KRASG12C mutation-induced TOPK overexpression contributes to tumour progression in non-small cell lung cancer

by Selleckchem | Sep 30 2023

KRAS mutation is the most frequent type of genetic mutation in non-small cell lung cancer (NSCLC), especially in lung adenocarcinoma. However, KRAS mutation can affect many biological processes and the mechanisms underlying KRAS mutation-mediate carcinogenesis in NSCLC have not been fully understood. In this research, we found that KRASG12C mutation was associated with the upregulation of T-LAK cell-originated protein kinase (TOPK), which is a well-known serine/threonine MAPK-like protein kinase implicated in tumorigenesis. The overexpression of TOPK significantly promoted the malignant phenotype of A549 cells, and TOPK silencing impaired the malignant phenotype with KRASG12C mutation. Moreover, we demonstrated that TOPK level was regulated by MAPK/ERK signalling and the transcription factor Elk1. TOPK was also found to promote the activation of NF-κB signalling in A549 cells with KRASG12C mutation via facilitating the phosphorylation of TAK1. In the in vivo tumorigenesis model, the administration of TOPK inhibitor OTS514 enhanced the anticancer effect of 5-FU, and the combinatory use of OTS514 and KRASG12C inhibitor AMG510 showed synergistic anti-tumour effect. These results suggest that KRAS-TOPK axis contributes to the progression of NSCLC and targeting this axis could synergize with anticancer effect of the existing chemotherapeutics.

Comments:

Your research findings indicate that the KRAS-TOPK axis plays a significant role in the progression of non-small cell lung cancer (NSCLC), particularly in cases with the KRASG12C mutation. Here's a breakdown of the key findings and implications of your study:

1. KRAS mutation: KRAS is the most common genetic mutation found in NSCLC, particularly in lung adenocarcinoma. However, the specific mechanisms by which KRAS mutations drive carcinogenesis in NSCLC have not been fully elucidated.

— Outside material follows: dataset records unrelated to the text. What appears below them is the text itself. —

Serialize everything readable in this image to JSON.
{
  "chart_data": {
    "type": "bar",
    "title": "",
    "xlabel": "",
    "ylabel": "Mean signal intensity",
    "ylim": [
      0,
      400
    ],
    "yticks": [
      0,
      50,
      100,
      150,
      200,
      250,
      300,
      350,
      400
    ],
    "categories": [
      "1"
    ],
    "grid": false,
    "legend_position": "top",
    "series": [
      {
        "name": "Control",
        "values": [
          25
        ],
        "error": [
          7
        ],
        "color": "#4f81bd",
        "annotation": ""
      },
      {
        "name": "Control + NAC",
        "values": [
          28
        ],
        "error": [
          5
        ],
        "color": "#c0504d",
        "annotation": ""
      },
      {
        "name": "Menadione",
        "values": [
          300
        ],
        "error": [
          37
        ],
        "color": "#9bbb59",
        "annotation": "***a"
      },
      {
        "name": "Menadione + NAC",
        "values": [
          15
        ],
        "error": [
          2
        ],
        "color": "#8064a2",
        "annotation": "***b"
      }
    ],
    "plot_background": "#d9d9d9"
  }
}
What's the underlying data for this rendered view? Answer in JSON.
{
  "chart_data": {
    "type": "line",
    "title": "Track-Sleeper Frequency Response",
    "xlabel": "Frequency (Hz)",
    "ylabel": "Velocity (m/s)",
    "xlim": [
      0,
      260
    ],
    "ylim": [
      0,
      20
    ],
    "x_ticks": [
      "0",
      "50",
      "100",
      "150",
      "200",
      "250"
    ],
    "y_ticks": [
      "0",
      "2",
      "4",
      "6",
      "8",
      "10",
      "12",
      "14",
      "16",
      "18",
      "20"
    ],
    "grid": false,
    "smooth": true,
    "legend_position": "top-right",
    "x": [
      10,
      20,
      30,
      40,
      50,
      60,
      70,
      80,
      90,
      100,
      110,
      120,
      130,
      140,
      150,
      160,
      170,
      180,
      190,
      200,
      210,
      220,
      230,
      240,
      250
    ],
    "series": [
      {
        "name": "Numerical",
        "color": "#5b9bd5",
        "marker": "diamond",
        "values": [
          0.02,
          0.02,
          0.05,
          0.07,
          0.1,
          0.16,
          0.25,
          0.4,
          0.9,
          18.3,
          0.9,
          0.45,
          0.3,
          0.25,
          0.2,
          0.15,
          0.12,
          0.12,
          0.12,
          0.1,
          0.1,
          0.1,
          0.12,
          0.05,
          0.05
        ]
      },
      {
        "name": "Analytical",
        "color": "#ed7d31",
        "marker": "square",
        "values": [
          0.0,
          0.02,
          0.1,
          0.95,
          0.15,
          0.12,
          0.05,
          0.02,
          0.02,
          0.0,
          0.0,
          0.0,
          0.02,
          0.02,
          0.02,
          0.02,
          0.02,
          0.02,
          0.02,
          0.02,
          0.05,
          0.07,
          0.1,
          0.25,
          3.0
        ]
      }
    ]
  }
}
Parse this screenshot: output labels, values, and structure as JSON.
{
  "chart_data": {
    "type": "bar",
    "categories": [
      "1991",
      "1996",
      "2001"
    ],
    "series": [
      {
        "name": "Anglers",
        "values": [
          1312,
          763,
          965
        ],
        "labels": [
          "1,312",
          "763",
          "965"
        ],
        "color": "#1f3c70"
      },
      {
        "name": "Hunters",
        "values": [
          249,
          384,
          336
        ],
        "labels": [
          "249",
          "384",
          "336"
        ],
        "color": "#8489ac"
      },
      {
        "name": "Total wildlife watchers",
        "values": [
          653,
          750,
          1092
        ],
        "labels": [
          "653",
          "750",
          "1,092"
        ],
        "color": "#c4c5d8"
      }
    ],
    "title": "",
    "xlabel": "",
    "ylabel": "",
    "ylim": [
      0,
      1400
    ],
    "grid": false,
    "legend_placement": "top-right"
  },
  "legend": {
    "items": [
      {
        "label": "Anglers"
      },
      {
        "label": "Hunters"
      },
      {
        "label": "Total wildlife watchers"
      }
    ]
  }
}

2. Association with TOPK: Your research identified an association between the KRASG12C mutation and the upregulation of T-LAK cell-originated protein kinase (TOPK). TOPK is a well-known serine/threonine MAPK-like protein kinase that has been implicated in tumorigenesis.

3. Impact on malignant phenotype: The overexpression of TOPK was found to significantly promote the malignant phenotype of A549 cells, indicating its role in driving tumor progression. Conversely, silencing TOPK impaired the malignant phenotype, suggesting its potential as a therapeutic target.

4. Regulation by MAPK/ERK signaling and Elk1: Your study demonstrated that TOPK levels are regulated by the MAPK/ERK signaling pathway and the transcription factor Elk1. This finding provides insights into the upstream regulatory mechanisms controlling TOPK expression.

5. Activation of NF-κB signaling: TOPK was found to promote the activation of NF-κB signaling in A549 cells with the KRASG12C mutation by facilitating the phosphorylation of TAK1. This highlights a potential mechanism by which TOPK contributes to the progression of NSCLC.

6. Therapeutic implications: In an in vivo tumorigenesis model, the administration of the TOPK inhibitor OTS514 enhanced the anticancer effect of 5-FU, a commonly used chemotherapeutic agent. Additionally, combining the TOPK inhibitor OTS514 with the KRASG12C inhibitor AMG510 showed a synergistic anti-tumor effect. These findings suggest that targeting the KRAS-TOPK axis could enhance the efficacy of existing chemotherapeutics in treating NSCLC.

In summary, your research demonstrates that the KRAS-TOPK axis plays a crucial role in the progression of NSCLC, particularly in cases with the KRASG12C mutation. The findings provide insights into the underlying mechanisms and suggest that targeting this axis could potentially improve the efficacy of existing chemotherapeutic agents in treating NSCLC.